Representing distance-hereditary graphs with multi-rooted trees
Guillaume E. Scholz
TL;DR
The work establishes that distance-hereditary graphs are exactly the graphs that can be explained by labelled arboreal networks, extending the known correspondence between cographs and labelled rooted trees to a broader arboreal setting with multiple roots. It provides a constructive algorithm to convert any distance-hereditary graph into a labelled arboreal network, analyzes the relationship between the explained graph $G=\mathcal C(N,t)$ and its Ptolemaic completion $G^*=\mathcal A(N)$, and characterizes when such networks can have two roots via GaTEx graphs and 0-basic galled-trees.

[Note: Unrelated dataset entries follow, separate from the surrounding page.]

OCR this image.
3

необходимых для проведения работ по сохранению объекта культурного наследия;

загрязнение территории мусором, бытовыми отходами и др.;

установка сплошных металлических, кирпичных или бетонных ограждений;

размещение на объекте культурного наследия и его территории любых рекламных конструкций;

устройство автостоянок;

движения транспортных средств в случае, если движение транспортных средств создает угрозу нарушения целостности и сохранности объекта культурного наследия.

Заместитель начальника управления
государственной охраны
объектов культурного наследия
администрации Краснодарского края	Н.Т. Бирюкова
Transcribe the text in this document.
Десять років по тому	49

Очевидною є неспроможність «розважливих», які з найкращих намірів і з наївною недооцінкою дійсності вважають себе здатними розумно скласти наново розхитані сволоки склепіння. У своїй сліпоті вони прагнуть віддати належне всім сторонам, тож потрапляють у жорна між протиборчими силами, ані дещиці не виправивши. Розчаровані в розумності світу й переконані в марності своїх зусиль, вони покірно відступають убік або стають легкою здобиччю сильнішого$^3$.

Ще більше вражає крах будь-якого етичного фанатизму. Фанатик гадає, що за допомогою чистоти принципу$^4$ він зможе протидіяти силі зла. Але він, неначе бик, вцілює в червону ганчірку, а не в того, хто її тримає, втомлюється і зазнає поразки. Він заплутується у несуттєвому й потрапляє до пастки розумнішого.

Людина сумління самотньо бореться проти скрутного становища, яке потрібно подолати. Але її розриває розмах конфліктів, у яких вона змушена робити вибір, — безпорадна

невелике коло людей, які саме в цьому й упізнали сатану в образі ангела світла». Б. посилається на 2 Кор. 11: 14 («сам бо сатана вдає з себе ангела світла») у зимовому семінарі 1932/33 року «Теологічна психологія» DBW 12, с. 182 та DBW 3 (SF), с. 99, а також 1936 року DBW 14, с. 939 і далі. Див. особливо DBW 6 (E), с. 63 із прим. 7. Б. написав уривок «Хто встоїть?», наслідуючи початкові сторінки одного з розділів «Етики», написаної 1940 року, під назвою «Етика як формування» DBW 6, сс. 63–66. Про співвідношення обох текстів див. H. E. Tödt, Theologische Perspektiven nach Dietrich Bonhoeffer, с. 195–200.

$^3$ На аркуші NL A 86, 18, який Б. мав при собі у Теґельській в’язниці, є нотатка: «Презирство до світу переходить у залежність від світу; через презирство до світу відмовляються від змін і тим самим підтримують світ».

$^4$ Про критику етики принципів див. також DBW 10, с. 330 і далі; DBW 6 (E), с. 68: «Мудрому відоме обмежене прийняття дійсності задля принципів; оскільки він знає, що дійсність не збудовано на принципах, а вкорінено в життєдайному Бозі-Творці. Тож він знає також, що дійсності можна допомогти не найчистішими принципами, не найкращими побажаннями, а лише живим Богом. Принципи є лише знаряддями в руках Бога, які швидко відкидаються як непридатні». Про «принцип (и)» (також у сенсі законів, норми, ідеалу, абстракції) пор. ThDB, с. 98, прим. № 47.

The results connect network-based representations to classical graph classes (distance-hereditary, Ptolemaic, GaTEx), yielding insights for evolutionary modelling and enabling potential polynomial-time solutions for certain problems on distance-hereditary graphs. Open questions include finding the minimum number of roots required for an optimal arboreal-explanation of a given $G$ and understanding how minimal chordal completions relate to arboreal representations.
Abstract
Arboreal networks are a generalization of rooted trees, defined by keeping the tree-like structure, but dropping the requirement for a single root. Just as the class of cographs is precisely the class of undirected graphs that can be explained by a labelled rooted tree (T,t), we show that the class of distance-hereditary graphs is precisely the class of undirected graphs that can be explained by a labelled arboreal network (N,t).